Critical role of minor eggcase silk component in promoting spidroin chain alignment and strong fiber formation

• Published in: Proceedings of the National Academy of Sciences - PNAS Vol. 118; no. 38; pp. 1 - 7
• Main Authors: Fan, Tiantian, Qin, Ruiqi, Zhang, Yan, Wang, Jingxia, Fan, Jing-Song, Bai, Xiangli, Yuan, Wensu, Huang, Weidong, Shi, Shuo, Su, Xun-Cheng, Yang, Daiwen, Lin, Zhi
• Format: Journal Article
• Language: English
• Published: United States National Academy of Sciences 21.09.2021
• Subjects: Alignment; Animals; Biocompatible Materials; Biomaterials; Biomedical materials; Domains; Fibroins - chemistry; Fibroins - metabolism; Mechanical properties; Modulus of elasticity; Molecular chains; NMR; Nuclear magnetic resonance; Physical Sciences; Self-assembly; Shearing; Silk; Silk - chemistry; Silk - metabolism; Spiders; Spiders - metabolism; NMR; TuSp2; TuSp1; eggcase silk; minor component
• ISSN: 0027-8424; 1091-6490
• DOI: 10.1073/pnas.2100496118

Natural spider silk with extraordinary mechanical properties is typically spun from more than one type of spidroin.
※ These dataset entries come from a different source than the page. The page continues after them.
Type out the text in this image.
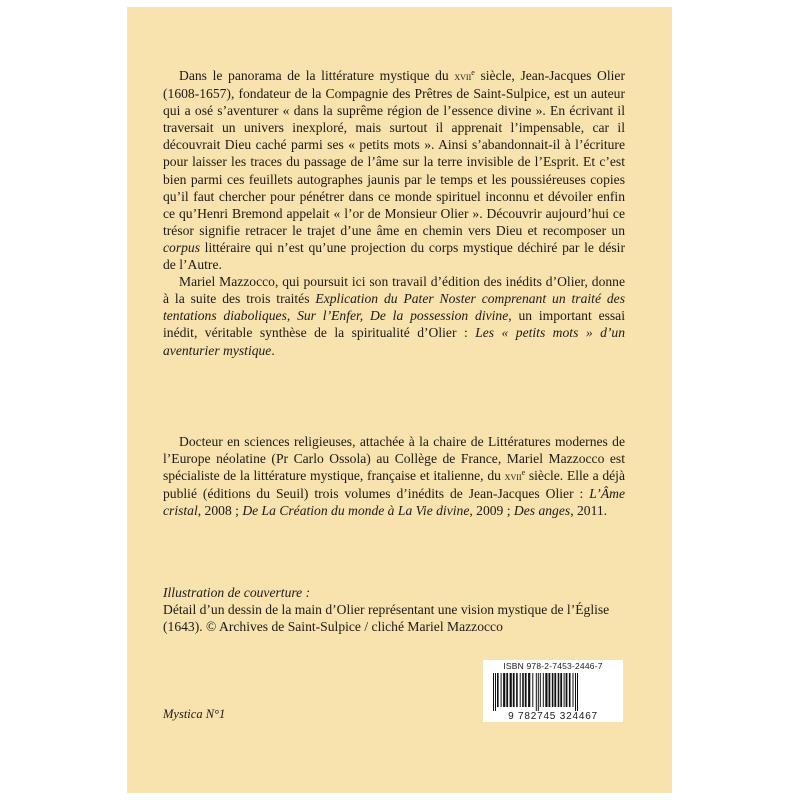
Dans le panorama de la littérature mystique du xvii$^e$ siècle, Jean-Jacques Olier (1608-1657), fondateur de la Compagnie des Prêtres de Saint-Sulpice, est un auteur qui a osé s’aventurer « dans la suprême région de l’essence divine ». En écrivant il traversait un univers inexploré, mais surtout il apprenait l’impensable, car il découvrait Dieu caché parmi ses « petits mots ». Ainsi s’abandonnait-il à l’écriture pour laisser les traces du passage de l’âme sur la terre invisible de l’Esprit. Et c’est bien parmi ces feuillets autographes jaunis par le temps et les poussiéreuses copies qu’il faut chercher pour pénétrer dans ce monde spirituel inconnu et dévoiler enfin ce qu’Henri Bremond appelait « l’or de Monsieur Olier ». Découvrir aujourd’hui ce trésor signifie retracer le trajet d’une âme en chemin vers Dieu et recomposer un corpus littéraire qui n’est qu’une projection du corps mystique déchiré par le désir de l’Autre.

Mariel Mazzocco, qui poursuit ici son travail d’édition des inédits d’Olier, donne à la suite des trois traités Explication du Pater Noster comprenant un traité des tentations diaboliques, Sur l’Enfer, De la possession divine, un important essai inédit, véritable synthèse de la spiritualité d’Olier : Les « petits mots » d’un aventurier mystique.

Docteur en sciences religieuses, attachée à la chaire de Littératures modernes de l’Europe néolatine (Pr Carlo Ossola) au Collège de France, Mariel Mazzocco est spécialiste de la littérature mystique, française et italienne, du xvii$^e$ siècle. Elle a déjà publié (éditions du Seuil) trois volumes d’inédits de Jean-Jacques Olier : L’Âme cristal, 2008 ; De La Création du monde à La Vie divine, 2009 ; Des anges, 2011.

Illustration de couverture :
Détail d’un dessin de la main d’Olier représentant une vision mystique de l’Église (1643). © Archives de Saint-Sulpice / cliché Mariel Mazzocco
Mystica N°1
ISBN 978-2-7453-2446-7
9 782745 324467
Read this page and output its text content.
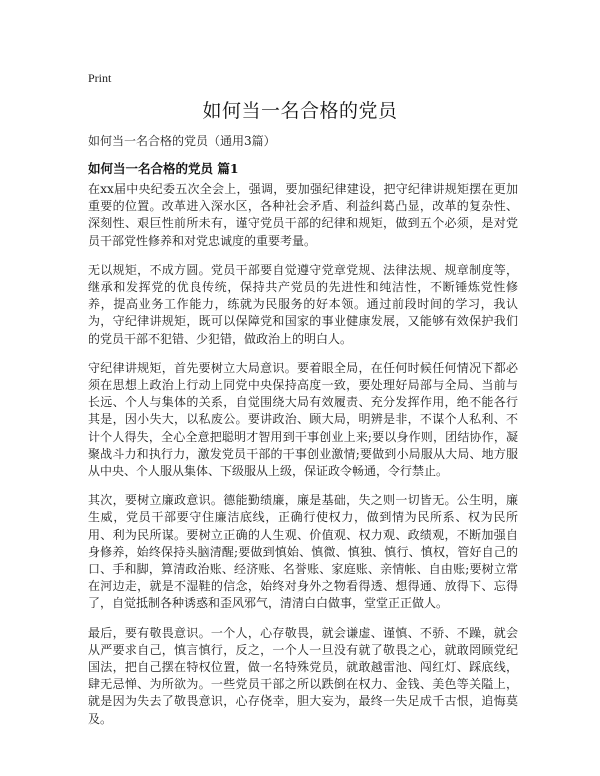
Print
如何当一名合格的党员
如何当一名合格的党员（通用3篇）
如何当一名合格的党员 篇1

在xx届中央纪委五次全会上，强调，要加强纪律建设，把守纪律讲规矩摆在更加重要的位置。改革进入深水区，各种社会矛盾、利益纠葛凸显，改革的复杂性、深刻性、艰巨性前所未有，谨守党员干部的纪律和规矩，做到五个必须，是对党员干部党性修养和对党忠诚度的重要考量。

无以规矩，不成方圆。党员干部要自觉遵守党章党规、法律法规、规章制度等，继承和发挥党的优良传统，保持共产党员的先进性和纯洁性，不断锤炼党性修养，提高业务工作能力，练就为民服务的好本领。通过前段时间的学习，我认为，守纪律讲规矩，既可以保障党和国家的事业健康发展，又能够有效保护我们的党员干部不犯错、少犯错，做政治上的明白人。

守纪律讲规矩，首先要树立大局意识。要着眼全局，在任何时候任何情况下都必须在思想上政治上行动上同党中央保持高度一致，要处理好局部与全局、当前与长远、个人与集体的关系，自觉围绕大局有效履责、充分发挥作用，绝不能各行其是，因小失大，以私废公。要讲政治、顾大局，明辨是非，不谋个人私利、不计个人得失，全心全意把聪明才智用到干事创业上来;要以身作则，团结协作，凝聚战斗力和执行力，激发党员干部的干事创业激情;要做到小局服从大局、地方服从中央、个人服从集体、下级服从上级，保证政令畅通，令行禁止。

其次，要树立廉政意识。德能勤绩廉，廉是基础，失之则一切皆无。公生明，廉生威，党员干部要守住廉洁底线，正确行使权力，做到情为民所系、权为民所用、利为民所谋。要树立正确的人生观、价值观、权力观、政绩观，不断加强自身修养，始终保持头脑清醒;要做到慎始、慎微、慎独、慎行、慎权，管好自己的口、手和脚，算清政治账、经济账、名誉账、家庭账、亲情帐、自由账;要树立常在河边走，就是不湿鞋的信念，始终对身外之物看得透、想得通、放得下、忘得了，自觉抵制各种诱惑和歪风邪气，清清白白做事，堂堂正正做人。

最后，要有敬畏意识。一个人，心存敬畏，就会谦虚、谨慎、不骄、不躁，就会从严要求自己，慎言慎行，反之，一个人一旦没有就了敬畏之心，就敢罔顾党纪国法，把自己摆在特权位置，做一名特殊党员，就敢越雷池、闯红灯、踩底线，肆无忌惮、为所欲为。一些党员干部之所以跌倒在权力、金钱、美色等关隘上，就是因为失去了敬畏意识，心存侥幸，胆大妄为，最终一失足成千古恨，追悔莫及。
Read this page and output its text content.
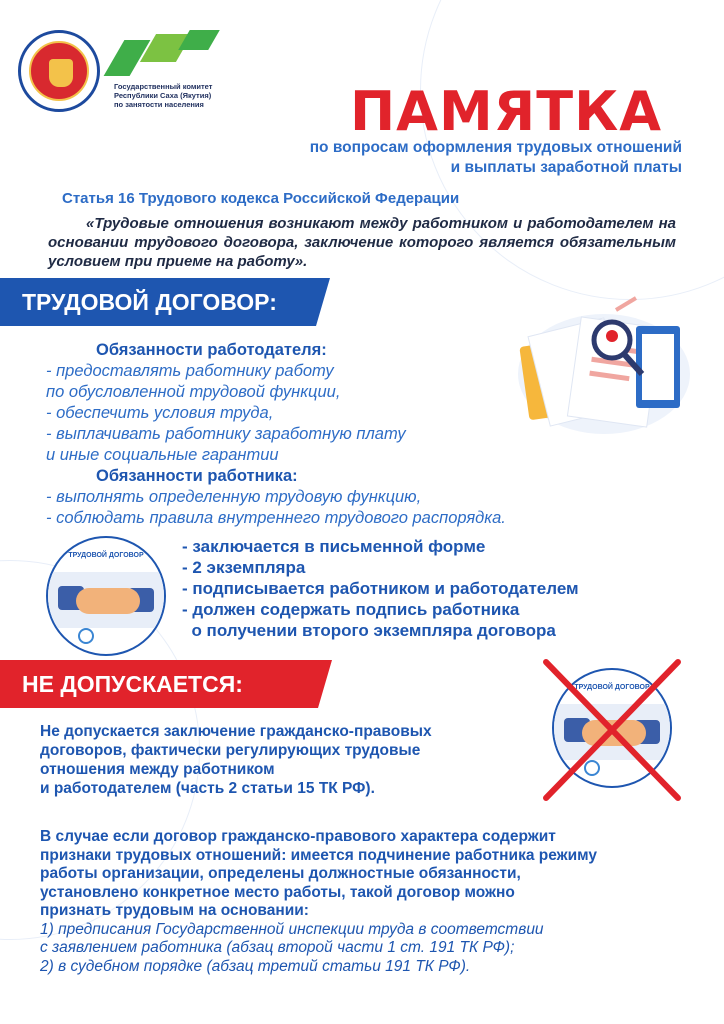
Государственный комитет
Республики Саха (Якутия)
по занятости населения	ПАМЯТКА
по вопросам оформления трудовых отношений
и выплаты заработной платы
Статья 16 Трудового кодекса Российской Федерации
«Трудовые отношения возникают между работником и работодателем на основании трудового договора, заключение которого является обязательным условием при приеме на работу».
ТРУДОВОЙ ДОГОВОР:
Обязанности работодателя:
- предоставлять работнику работу
по обусловленной трудовой функции,
- обеспечить условия труда,
- выплачивать работнику заработную плату
и иные социальные гарантии
Обязанности работника:
- выполнять определенную трудовую функцию,
- соблюдать правила внутреннего трудового распорядка.
ТРУДОВОЙ ДОГОВОР	- заключается в письменной форме
- 2 экземпляра
- подписывается работником и работодателем
- должен содержать подпись работника
о получении второго экземпляра договора
НЕ ДОПУСКАЕТСЯ:	ТРУДОВОЙ ДОГОВОР
Не допускается заключение гражданско-правовых
договоров, фактически регулирующих трудовые
отношения между работником
и работодателем (часть 2 статьи 15 ТК РФ).
В случае если договор гражданско-правового характера содержит
признаки трудовых отношений: имеется подчинение работника режиму
работы организации, определены должностные обязанности,
установлено конкретное место работы, такой договор можно
признать трудовым на основании:
1) предписания Государственной инспекции труда в соответствии
с заявлением работника (абзац второй части 1 ст. 191 ТК РФ);
2) в судебном порядке (абзац третий статьи 191 ТК РФ).
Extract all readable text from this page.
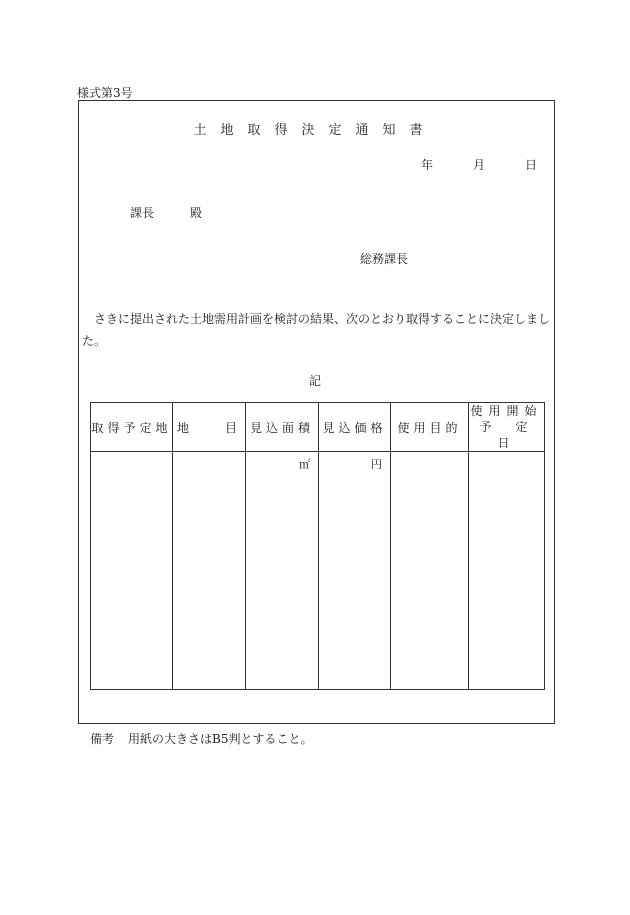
様式第3号
土地取得決定通知書
年	月	日
課長	殿
総務課長
さきに提出された土地需用計画を検討の結果、次のとおり取得することに決定しました。
記
取得予定地	地　　目	見込面積	見込価格	使用目的	使用開始
予　定　日

		㎡	円		

備考 用紙の大きさはB5判とすること。
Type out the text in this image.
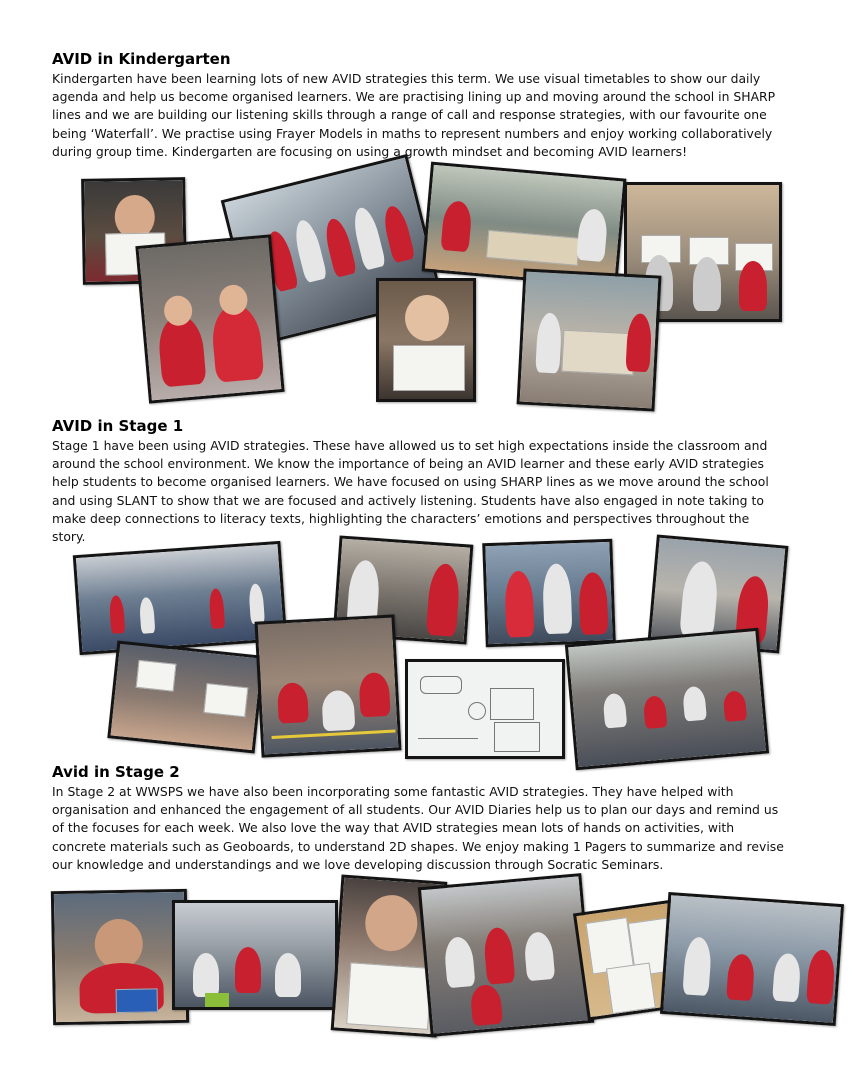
AVID in Kindergarten
Kindergarten have been learning lots of new AVID strategies this term. We use visual timetables to show our daily
agenda and help us become organised learners. We are practising lining up and moving around the school in SHARP
lines and we are building our listening skills through a range of call and response strategies, with our favourite one
being ‘Waterfall’. We practise using Frayer Models in maths to represent numbers and enjoy working collaboratively
during group time. Kindergarten are focusing on using a growth mindset and becoming AVID learners!
AVID in Stage 1
Stage 1 have been using AVID strategies. These have allowed us to set high expectations inside the classroom and
around the school environment. We know the importance of being an AVID learner and these early AVID strategies
help students to become organised learners. We have focused on using SHARP lines as we move around the school
and using SLANT to show that we are focused and actively listening. Students have also engaged in note taking to
make deep connections to literacy texts, highlighting the characters’ emotions and perspectives throughout the
story.
Avid in Stage 2
In Stage 2 at WWSPS we have also been incorporating some fantastic AVID strategies. They have helped with
organisation and enhanced the engagement of all students. Our AVID Diaries help us to plan our days and remind us
of the focuses for each week. We also love the way that AVID strategies mean lots of hands on activities, with
concrete materials such as Geoboards, to understand 2D shapes. We enjoy making 1 Pagers to summarize and revise
our knowledge and understandings and we love developing discussion through Socratic Seminars.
Although the main components of various spider silks have been widely studied, little is known about the molecular role of the minor silk components in spidroin self-assembly and fiber formation. Here, we show that the minor component of spider eggcase silk, TuSp2, not only accelerates self-assembly but remarkably promotes molecular chain alignment of spidroins upon physical shearing. NMR structure of the repetitive domain of TuSp2 reveals that its dimeric structure with unique charged surface serves as a platform to recruit different domains of the main eggcase component TuSp1. Artificial fiber spun from the complex between TuSp1 and TuSp2 minispidroins exhibits considerably higher strength and Young’s modulus than its native counterpart. These results create a framework for rationally designing silk biomaterials based on distinct roles of silk components.